MSI Z87 Motherboard Roundup: Rockin Haswell

Test Setup and PCMark Tests

Test System Configuration Notes: When configuring our test systems for this article, we first entered their respective UEFI menus and set each board to its "Optimized" or "High performance Defaults". We then saved the settings, re-entered the BIOS/UEFI and set the memory frequency to the maximum officially supported speed for the given platform. The drives were then formatted, and Windows 7 Home Premium x64 was installed. When the Windows installation was complete, we updated the OS, and installed the drivers necessary for our components. Auto-Updating and Windows Defender were then disabled and we installed all of our benchmarking software, performed a disk clean-up, cleared temp and prefetch data, and ran the tests.

Our system included an Intel Core i7-4770K processor, ZOTAC NVIDIA GeForce GTX 285, 4GB of Kingston DDR3-1600MHz RAM, and an OCZ Vertex 4 SSD with Windows 7 Ultimate SP1 x64.

Futuremark PCMark 7
General Application and Multimedia Performance
Futuremark's PCMark 7 is the latest version of the PCMark whole-system benchmarking suite. It has updated application performance measurements targeted for a Windows 7 environment and uses newer metrics to gauge relative performance. Below is what Futuremark says is incorporated into the base PCMark suite and the Entertainment, Creativity, and Productivity suites--the four modules we have benchmark scores for you here.

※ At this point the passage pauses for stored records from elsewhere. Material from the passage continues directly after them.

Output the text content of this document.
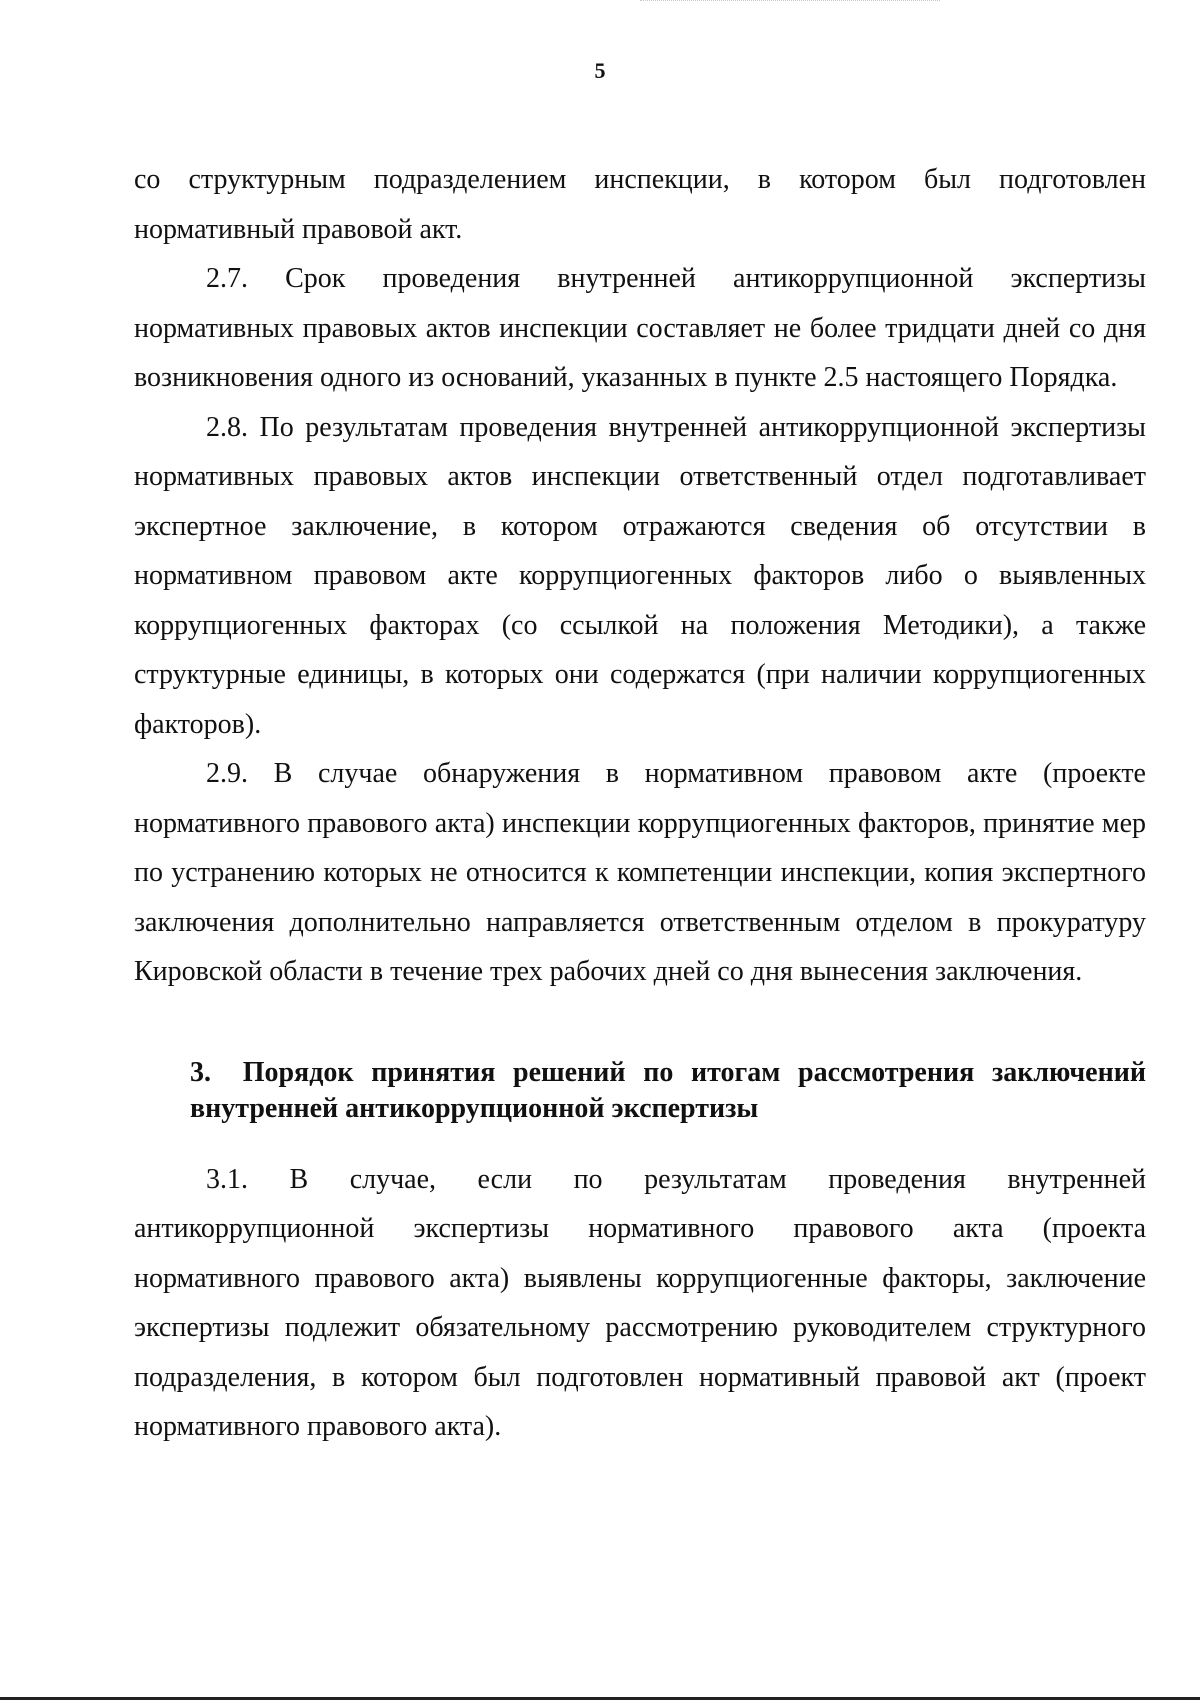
5

со структурным подразделением инспекции, в котором был подготовлен нормативный правовой акт.

2.7. Срок проведения внутренней антикоррупционной экспертизы нормативных правовых актов инспекции составляет не более тридцати дней со дня возникновения одного из оснований, указанных в пункте 2.5 настоящего Порядка.

2.8. По результатам проведения внутренней антикоррупционной экспертизы нормативных правовых актов инспекции ответственный отдел подготавливает экспертное заключение, в котором отражаются сведения об отсутствии в нормативном правовом акте коррупциогенных факторов либо о выявленных коррупциогенных факторах (со ссылкой на положения Методики), а также структурные единицы, в которых они содержатся (при наличии коррупциогенных факторов).

2.9. В случае обнаружения в нормативном правовом акте (проекте нормативного правового акта) инспекции коррупциогенных факторов, принятие мер по устранению которых не относится к компетенции инспекции, копия экспертного заключения дополнительно направляется ответственным отделом в прокуратуру Кировской области в течение трех рабочих дней со дня вынесения заключения.

3. Порядок принятия решений по итогам рассмотрения заключений внутренней антикоррупционной экспертизы

3.1. В случае, если по результатам проведения внутренней антикоррупционной экспертизы нормативного правового акта (проекта нормативного правового акта) выявлены коррупциогенные факторы, заключение экспертизы подлежит обязательному рассмотрению руководителем структурного подразделения, в котором был подготовлен нормативный правовой акт (проект нормативного правового акта).
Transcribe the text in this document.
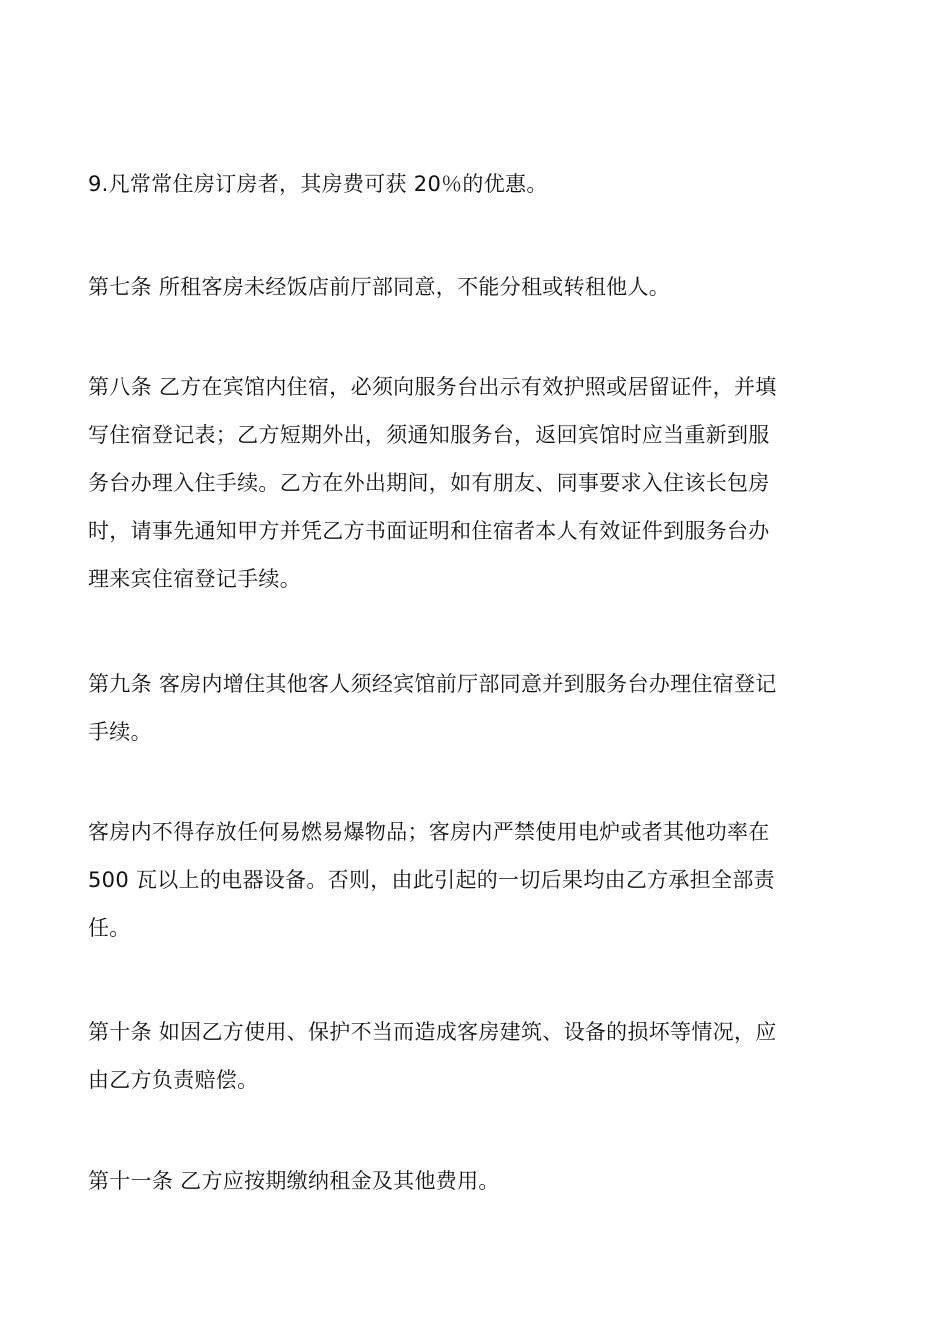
9.凡常常住房订房者，其房费可获 20％的优惠。

第七条 所租客房未经饭店前厅部同意，不能分租或转租他人。

第八条 乙方在宾馆内住宿，必须向服务台出示有效护照或居留证件，并填
写住宿登记表；乙方短期外出，须通知服务台，返回宾馆时应当重新到服
务台办理入住手续。乙方在外出期间，如有朋友、同事要求入住该长包房
时，请事先通知甲方并凭乙方书面证明和住宿者本人有效证件到服务台办
理来宾住宿登记手续。

第九条 客房内增住其他客人须经宾馆前厅部同意并到服务台办理住宿登记
手续。

客房内不得存放任何易燃易爆物品；客房内严禁使用电炉或者其他功率在
500 瓦以上的电器设备。否则，由此引起的一切后果均由乙方承担全部责
任。

第十条 如因乙方使用、保护不当而造成客房建筑、设备的损坏等情况，应
由乙方负责赔偿。

第十一条 乙方应按期缴纳租金及其他费用。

The PCMark test is a collection of workloads that measure system performance during typical desktop usage. This is the most important test since it returns the official PCMark score for the system
Storage
  • Windows Defender
  • Importing pictures
  • Gaming

Video Playback and transcoding
Graphics

  • DirectX 9

Image manipulation
Web browsing and decrypting

The Entertainment test is a collection of workloads that measure system performance in entertainment scenarios using mostly application workloads. Individual tests include recording, viewing, streaming and transcoding TV shows and movies, importing, organizing and browsing new music and several gaming related workloads. If the target system is not capable of running DirectX 10 workloads then those tests are skipped. At the end of the benchmark run the system is given an Entertainment test score.

The Creativity test contains a collection of workloads to measure the system performance in typical creativity scenarios. Individual tests include viewing, editing, transcoding and storing photos and videos. At the end of the benchmark run the system is given a Creativity test score.

The Productivity test is a collection of workloads that measure system performance in typical productivity scenarios. Individual workloads include loading web pages and using home office applications. At the end of the benchmark run the system is given a Productivity test score.



As expected, the scores here are tightly clustered, although the trio of MSI boards definitely posted some of the stronger numbers. Further, scores between the MSI boards were notably consistent.